For example -- when Ivor was directing his choir singing, "God save the Queen," here's how Mr. Llewellyn describes it.
"Now Ivor gathered himself and took all our voices into his fingers and drew them tight and the clarion note was struck in the slow, strong marching tempo and the grandeur came to frighten as the voices mounted in mighty majesty."

Perhaps I imagined it, but there was a reminiscent flavor of James Barrie, in parts of the book. Any way, Llewellyn's characterization of Beth, the Mother, reminded me of James Barrie's mothers in his books. I hastened to the library to read "Margaret Ogilvie," again. I couldn't find it, so I took "The Little Minister," as second choice.
Then as I always have done, I sat and chortled aloud, all by myself, as I helped Waster Lunny find the eighth chapter of Ezra after is was announced in church as the text. For as Water Lunny said, "Ezra is an unca ill book to find; ay, and so is Ruth – and there was a kind o' a competition among the congregation who would lay hand on it first."

My husband thinks it very strange that hard as it is for me to get up in the mornings, it should be so very difficult for me to go to bed at night. I don't like to go to bed, either. I like to make a pot of coffee and curl up in a corner of the davenport by the lamp, and just sit there in peace and contentment with a book or magazine. It takes all my will power to leave this pleasure, for bed. And "You know how you'll be in the morning," he berates me and finally one evening, "I don't understand you. Why don't you go to bed earlier?" He stood there completely baffled and somewhat helplessly amused at my serene answer, "But if I go to bed, the next thing I know, it will be morning!"
Woman Reading But other mothers would have understood. Any woman who has put children to bed after a long noisy day, and relaxes in her living room (orderly and quiet for the first time since morning) with the washing done and the ironing scheduled for the next day – any mother who settles down in her chair then, with a magazine and is reasonably sure she won't be at the beck and call of countless demands – she would have known what I meant.
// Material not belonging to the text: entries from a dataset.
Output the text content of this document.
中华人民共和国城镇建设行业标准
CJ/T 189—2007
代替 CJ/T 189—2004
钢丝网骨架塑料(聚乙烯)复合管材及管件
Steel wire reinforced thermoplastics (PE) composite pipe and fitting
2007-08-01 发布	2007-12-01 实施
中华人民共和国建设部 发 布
I had a wonderful weekend. I made a very unexpected trip to Des Moines to attend, as guest, the annual birthday luncheon of the Iowa Presswomen on Saturday and spent the remainder of the weekend with Mr. and Mrs. Breazeale. And to be a guest of the Breazeales is a truly relaxing experience for a housewife and mother. They had things planned in advance and all I had to do was to follow their lead and have a beautiful time without a thought or a care.

At the entrance to the luncheon room in Younkers, I was introduced to a trim, nice looking girl from KXEL in Waterloo.
"Oh," I cried, feeling that friendly glow that comes from a shared experience, "I used to live in Waterloo."
"Wonderful," she said, "And I used to live in Manson."
She was Isabel Loar, niece of Mrs. Ida Williams and sends greetings to her relatives and friends here.

It's getting to be a habit with my husband – missing trains, I mean. Only this time it was the seven o'clock interurban out of Fort Dodge, Saturday morning. However, he would have me hasten to explain, that had we had correct directions for reaching the station, I would have been on it in time.
On the other hand, had I been on it, I wouldn't have been on the 8:20 bus, a little later, and would never have met the returned soldier who was with my brother's outfit in the South Pacific. To talk to someone who had recently seen Bill, and to be assured that it wouldn't be too long before Bill would be home, was the biggest thrill of the trip.
Sometimes I have to believe that "there is a destiny that shapes our ends."